Case Study: COVID-19 and the Coexistence of CLL

Many symptoms of SARS-CoV-2 (COVID-19) can be concealed due the coexistence of malignant hemopathies such as chronic lymphocytic leukemia (CLL), according to a case report published in The Pan African Medical Journal.

In this case, an elderly man (76 years) who previously underwent surgery for colon cancer was admitted to intensive care for pneumonia. The patient presented with a dry cough, very high fever (104°F), swollen lymph nodes, and diarrhea.
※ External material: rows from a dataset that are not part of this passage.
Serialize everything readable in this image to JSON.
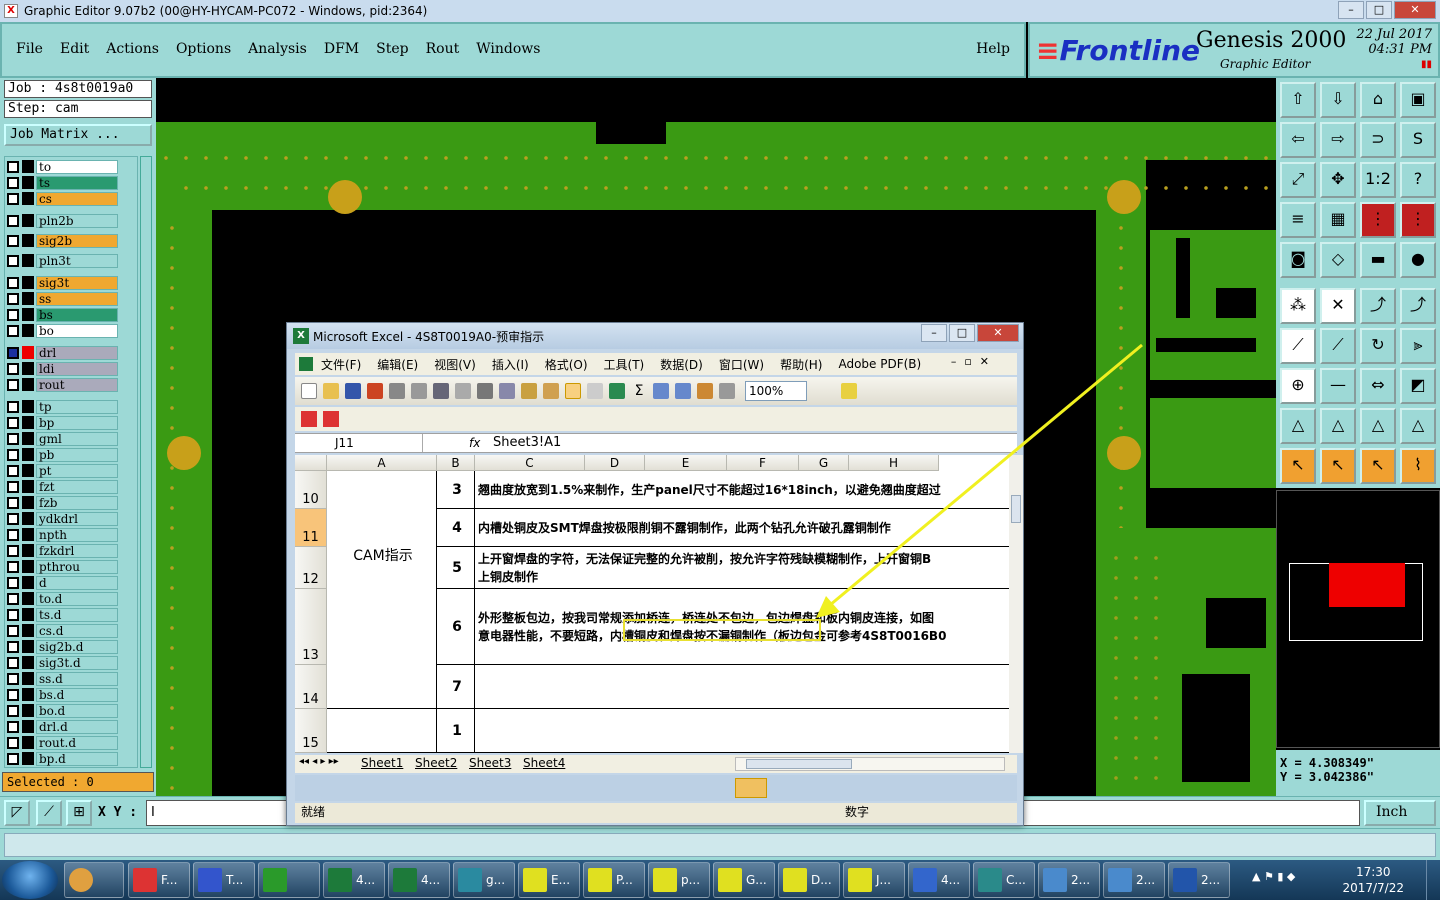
{
  "window_title": "Graphic Editor 9.07b2 (00@HY-HYCAM-PC072 - Windows, pid:2364)",
  "menu": [
    "File",
    "Edit",
    "Actions",
    "Options",
    "Analysis",
    "DFM",
    "Step",
    "Rout",
    "Windows"
  ],
  "help": "Help",
  "brand": {
    "logo": "Frontline",
    "product": "Genesis 2000",
    "subtitle": "Graphic Editor",
    "date": "22 Jul 2017",
    "time": "04:31 PM"
  },
  "job": {
    "job_label": "Job : 4s8t0019a0",
    "step_label": "Step: cam",
    "matrix_button": "Job Matrix ..."
  },
  "layers": [
    "to",
    "ts",
    "cs",
    "pln2b",
    "sig2b",
    "pln3t",
    "sig3t",
    "ss",
    "bs",
    "bo",
    "drl",
    "ldi",
    "rout",
    "tp",
    "bp",
    "gml",
    "pb",
    "pt",
    "fzt",
    "fzb",
    "ydkdrl",
    "npth",
    "fzkdrl",
    "pthrou",
    "d",
    "to.d",
    "ts.d",
    "cs.d",
    "sig2b.d",
    "sig3t.d",
    "ss.d",
    "bs.d",
    "bo.d",
    "drl.d",
    "rout.d",
    "bp.d"
  ],
  "selected": "Selected : 0",
  "coords": {
    "x": "X = 4.308349\"",
    "y": "Y = 3.042386\""
  },
  "xy_label": "X Y :",
  "xy_value": "I",
  "unit": "Inch",
  "excel": {
    "title": "Microsoft Excel - 4S8T0019A0-预审指示",
    "menu": [
      "文件(F)",
      "编辑(E)",
      "视图(V)",
      "插入(I)",
      "格式(O)",
      "工具(T)",
      "数据(D)",
      "窗口(W)",
      "帮助(H)",
      "Adobe PDF(B)"
    ],
    "zoom": "100%",
    "namebox": "J11",
    "fx": "fx",
    "formula": "Sheet3!A1",
    "columns": [
      "A",
      "B",
      "C",
      "D",
      "E",
      "F",
      "G",
      "H"
    ],
    "rows": [
      "10",
      "11",
      "12",
      "13",
      "14",
      "15"
    ],
    "merged_a": "CAM指示",
    "items": [
      {
        "num": "3",
        "text": "翘曲度放宽到1.5%来制作，生产panel尺寸不能超过16*18inch，以避免翘曲度超过"
      },
      {
        "num": "4",
        "text": "内槽处铜皮及SMT焊盘按极限削铜不露铜制作，此两个钻孔允许破孔露铜制作"
      },
      {
        "num": "5",
        "text": "上开窗焊盘的字符，无法保证完整的允许被削，按允许字符残缺模糊制作，上开窗铜B",
        "text2": "上铜皮制作"
      },
      {
        "num": "6",
        "text": "外形整板包边，按我司常规添加桥连，桥连处不包边，包边焊盘和板内铜皮连接，如图",
        "text2": "意电器性能，不要短路，内槽铜皮和焊盘按不漏铜制作（板边包金可参考4S8T0016B0"
      },
      {
        "num": "7",
        "text": ""
      },
      {
        "num": "1",
        "text": ""
      }
    ],
    "tabs": [
      "Sheet1",
      "Sheet2",
      "Sheet3",
      "Sheet4"
    ],
    "status_left": "就绪",
    "status_right": "数字"
  },
  "taskbar": [
    {
      "label": "F...",
      "color": "#d33"
    },
    {
      "label": "T...",
      "color": "#3355cc"
    },
    {
      "label": "",
      "color": "#2a9a2a"
    },
    {
      "label": "4...",
      "color": "#1d7a3a"
    },
    {
      "label": "4...",
      "color": "#1d7a3a"
    },
    {
      "label": "g...",
      "color": "#2a8aa0"
    },
    {
      "label": "E...",
      "color": "#e0e020"
    },
    {
      "label": "P...",
      "color": "#e0e020"
    },
    {
      "label": "p...",
      "color": "#e0e020"
    },
    {
      "label": "G...",
      "color": "#e0e020"
    },
    {
      "label": "D...",
      "color": "#e0e020"
    },
    {
      "label": "J...",
      "color": "#e0e020"
    },
    {
      "label": "4...",
      "color": "#3366cc"
    },
    {
      "label": "C...",
      "color": "#2a8a8a"
    },
    {
      "label": "2...",
      "color": "#4a8acc"
    },
    {
      "label": "2...",
      "color": "#4a8acc"
    },
    {
      "label": "2...",
      "color": "#2255aa"
    }
  ],
  "clock": {
    "time": "17:30",
    "date": "2017/7/22"
  }
}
A polymerase chain reaction test was conducted and came back positive for COVID-19. A chest CT scan showed pulmonary opacities with consolidation. During his admission, the authors noted that the patient was conscious and breathing 85% at room air with intercostal retraction, with stable hemodynamics: blood pressure, 140/75mmHg; heart rate, 90 bpm; and 39°C fever. Electrocardiogram showed normal sinus rhythm, fixed duration of PR interval, and QTc at 475. Transthoracic echocardiography was normal, they added.
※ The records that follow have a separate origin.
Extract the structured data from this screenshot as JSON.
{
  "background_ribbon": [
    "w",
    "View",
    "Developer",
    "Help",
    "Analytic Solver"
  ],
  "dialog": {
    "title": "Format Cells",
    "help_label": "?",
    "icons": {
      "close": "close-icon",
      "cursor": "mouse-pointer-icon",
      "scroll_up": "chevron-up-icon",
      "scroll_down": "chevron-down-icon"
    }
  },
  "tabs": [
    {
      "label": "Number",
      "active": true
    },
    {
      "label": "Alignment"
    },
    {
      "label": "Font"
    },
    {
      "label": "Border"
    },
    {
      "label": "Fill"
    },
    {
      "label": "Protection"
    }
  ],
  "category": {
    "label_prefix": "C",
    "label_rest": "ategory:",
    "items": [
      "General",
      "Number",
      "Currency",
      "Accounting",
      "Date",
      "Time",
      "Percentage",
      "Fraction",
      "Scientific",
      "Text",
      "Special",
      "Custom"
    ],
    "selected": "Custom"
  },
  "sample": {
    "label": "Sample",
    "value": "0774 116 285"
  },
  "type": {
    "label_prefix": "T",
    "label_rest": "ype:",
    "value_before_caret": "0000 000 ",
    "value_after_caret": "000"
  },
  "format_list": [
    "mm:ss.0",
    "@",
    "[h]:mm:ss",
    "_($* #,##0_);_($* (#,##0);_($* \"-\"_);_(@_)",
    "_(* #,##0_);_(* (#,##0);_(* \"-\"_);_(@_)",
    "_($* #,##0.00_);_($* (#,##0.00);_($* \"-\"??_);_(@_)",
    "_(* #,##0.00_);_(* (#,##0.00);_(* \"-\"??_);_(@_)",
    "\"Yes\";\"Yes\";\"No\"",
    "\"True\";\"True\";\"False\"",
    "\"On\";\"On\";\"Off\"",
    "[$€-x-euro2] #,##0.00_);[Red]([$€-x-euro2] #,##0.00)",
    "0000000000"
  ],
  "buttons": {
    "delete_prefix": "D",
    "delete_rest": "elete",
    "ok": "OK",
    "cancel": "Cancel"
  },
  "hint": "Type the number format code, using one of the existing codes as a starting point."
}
Lab tests conducted on his first day of admission showed the following: elevated white blood cell count at 140020el/mm3 and lymphocytes 129660el/mm3 (vs. 154000el/mm3 at D7), low hemoglobin at 8.9 g/dL, platelets at 464000el/mm3, prothrombin time at 64%, fibrinogen at 6.77 g/L, C-reactive protein at 130 mg/L, brain natriuretic peptide at 249 pcg/L, procalcitonin at 0.017 μg/L, LDH at 331 UI/L, ferritin at 563 μg/L, and troponin at 8.2 ng/L. A blood smeared displayed small lymphocytes with rounded nucleus and reduced cytoplasm. The patient was treated with four daily noninvasive ventilation sessions, hydroxychloroquine (200 mg, twice a day), azithromycin (500 mg/day), ceftriaxone (2 g/day) and moxifloxacin (400 mg twice a day), human immunoglobulins (0.5 g/kg single dose), anticoagulation, proton pump inhibitor, vitamin C, vitamin D, and zinc.
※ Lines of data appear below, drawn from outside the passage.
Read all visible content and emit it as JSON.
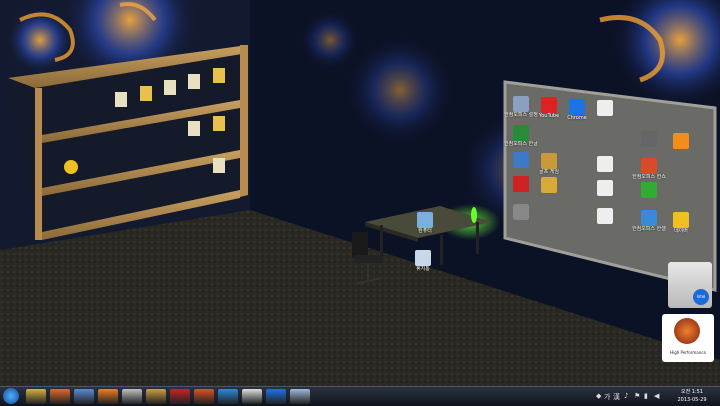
{
  "screen_icons": [
    {
      "label": "한컴오피스 설정",
      "icon": "hancom-settings-icon",
      "color": "#8aa0c0"
    },
    {
      "label": "YouTube",
      "icon": "youtube-icon",
      "color": "#d22"
    },
    {
      "label": "Chrome",
      "icon": "chrome-icon",
      "color": "#1a73e8"
    },
    {
      "label": "",
      "icon": "document-icon",
      "color": "#eee"
    },
    {
      "label": "한컴오피스 한글 2010",
      "icon": "hwp-icon",
      "color": "#2a8a3a"
    },
    {
      "label": "",
      "icon": "app-icon",
      "color": "#666"
    },
    {
      "label": "",
      "icon": "orange-app-icon",
      "color": "#f28c1a"
    },
    {
      "label": "",
      "icon": "blue-app-icon",
      "color": "#3a7ac8"
    },
    {
      "label": "골프 게임",
      "icon": "game-icon",
      "color": "#c89a3a"
    },
    {
      "label": "",
      "icon": "document-icon",
      "color": "#eee"
    },
    {
      "label": "한컴오피스 한쇼",
      "icon": "hanshow-icon",
      "color": "#d84a2a"
    },
    {
      "label": "",
      "icon": "red-app-icon",
      "color": "#c22"
    },
    {
      "label": "",
      "icon": "gold-app-icon",
      "color": "#d8a83a"
    },
    {
      "label": "",
      "icon": "document-icon",
      "color": "#eee"
    },
    {
      "label": "",
      "icon": "green-app-icon",
      "color": "#3a3"
    },
    {
      "label": "",
      "icon": "disk-icon",
      "color": "#888"
    },
    {
      "label": "",
      "icon": "document-icon",
      "color": "#eee"
    },
    {
      "label": "한컴오피스 한셀 2010",
      "icon": "hancell-icon",
      "color": "#3a8ad8"
    },
    {
      "label": "네이버",
      "icon": "naver-icon",
      "color": "#f0c020"
    }
  ],
  "desk_icons": [
    {
      "label": "컴퓨터",
      "icon": "computer-icon"
    },
    {
      "label": "휴지통",
      "icon": "recycle-bin-icon"
    }
  ],
  "gadgets": {
    "cpu_label": "Intel",
    "performance_label": "High Performance"
  },
  "taskbar": {
    "start_icon": "windows-start-icon",
    "apps": [
      {
        "icon": "folder-icon",
        "color": "#d8b040"
      },
      {
        "icon": "media-player-icon",
        "color": "#e06a2a"
      },
      {
        "icon": "network-icon",
        "color": "#5a8ad8"
      },
      {
        "icon": "alsong-icon",
        "color": "#f08020"
      },
      {
        "icon": "antivirus-icon",
        "color": "#c0c0c0"
      },
      {
        "icon": "game-icon",
        "color": "#caa040"
      },
      {
        "icon": "red-app-icon",
        "color": "#c22"
      },
      {
        "icon": "daum-icon",
        "color": "#e05020"
      },
      {
        "icon": "internet-explorer-icon",
        "color": "#2a8ae0"
      },
      {
        "icon": "document-icon",
        "color": "#ddd"
      },
      {
        "icon": "chrome-icon",
        "color": "#1a73e8"
      },
      {
        "icon": "notepad-icon",
        "color": "#a0b8d8"
      }
    ],
    "ime": "가",
    "lang": "漢",
    "time": "오전 1:51",
    "date": "2013-05-29"
  },
  "colors": {
    "accent": "#6aff2a",
    "lamp": "#4aff3a",
    "wall": "#0e1628"
  }
}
Despite all efforts, the patient’s respiratory condition deteriorated to the point where he required intubation and mechanical ventilation. The patient died 10 days after admission due to severe acute respiratory distress syndrome.

“The association SARS-COV-2/CLL is a real challenge for physicians as they both have their own specific therapies,” the researchers concluded.